Is the cone of rank-$1$ matrices convex and closed?

Question

Define the following cone:

$$M = \{ x x^T : x \in \mathbb{R}^n \}$$

Is this cone convex and closed? How to prove?

Answer 1

$M$ is precisely the set of rank one, symmetric nonnegative real matrices (EDIT and the $0$ matrix). Every nonneative symmetric real matrix is a linear combination of symmetric, nonnegative real matrices of rank one, this follows for example from the spectral theorem, so no, $M$ is not convex. Its convex hull is the convex cone of nonnegative symmetric matrices.

$M$ is closed. If $m_n=x_nx_n^T$ converges to a matrix $m$, then $m$ is obviously symmetric, and has rank $\leq 1$. Indeed, if it were of rank $>1$ there'd be two vectors $x,y$ with $(mx,my)$ linearly independent, and for $n$ great enough, $(m_nx,m_ny)$ would also have to be linearly independent, which contradicts their rank being $\leq 1$. Also it is nonnegative, since for every vector $x$, $\langle mx| x\rangle=\lim_{n\to\infty}\langle mx| x\rangle$ is a limit of nonnegative reals, so is nonnegative.

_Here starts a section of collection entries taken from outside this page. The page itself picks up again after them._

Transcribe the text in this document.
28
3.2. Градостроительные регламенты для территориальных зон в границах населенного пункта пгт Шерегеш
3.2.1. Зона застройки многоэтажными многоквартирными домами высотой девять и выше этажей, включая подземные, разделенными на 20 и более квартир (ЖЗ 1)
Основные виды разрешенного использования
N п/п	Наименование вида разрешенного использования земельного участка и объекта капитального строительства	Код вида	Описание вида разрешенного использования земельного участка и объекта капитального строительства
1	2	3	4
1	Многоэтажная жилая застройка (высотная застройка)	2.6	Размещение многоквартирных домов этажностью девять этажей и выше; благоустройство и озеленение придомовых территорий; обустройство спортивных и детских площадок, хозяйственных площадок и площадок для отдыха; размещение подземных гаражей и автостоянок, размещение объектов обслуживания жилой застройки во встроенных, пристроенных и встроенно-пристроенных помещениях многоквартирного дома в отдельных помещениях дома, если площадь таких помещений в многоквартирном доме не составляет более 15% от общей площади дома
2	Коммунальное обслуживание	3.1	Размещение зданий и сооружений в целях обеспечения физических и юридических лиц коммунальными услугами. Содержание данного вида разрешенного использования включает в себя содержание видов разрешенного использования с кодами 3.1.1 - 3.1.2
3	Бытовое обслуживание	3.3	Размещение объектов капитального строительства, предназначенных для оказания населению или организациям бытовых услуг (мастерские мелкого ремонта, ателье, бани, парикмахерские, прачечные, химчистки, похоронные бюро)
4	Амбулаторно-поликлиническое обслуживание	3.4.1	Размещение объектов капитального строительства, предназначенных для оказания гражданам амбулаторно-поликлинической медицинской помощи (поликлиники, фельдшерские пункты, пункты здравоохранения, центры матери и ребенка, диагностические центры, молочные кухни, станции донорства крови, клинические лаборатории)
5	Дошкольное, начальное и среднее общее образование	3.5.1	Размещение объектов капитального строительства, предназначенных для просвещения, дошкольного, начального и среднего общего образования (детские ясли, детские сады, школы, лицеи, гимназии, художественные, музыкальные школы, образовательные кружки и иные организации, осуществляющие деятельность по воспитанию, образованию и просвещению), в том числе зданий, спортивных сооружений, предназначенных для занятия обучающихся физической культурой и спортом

So $m$ is symmetric, nonnegative of rank $\leq 1$. If $m=0$ then $m=00^T\in M$, otherwise, $m=\lambda xx^T=yy^T$ where $\lambda>0$ is $m$'s only nonzero eigenvalue, and $x$ is a unit length vector from the line $\mathrm{E}_{\lambda}(m)=\mathrm{Im}(m)$, and $y=\sqrt{\lambda}\:.x$.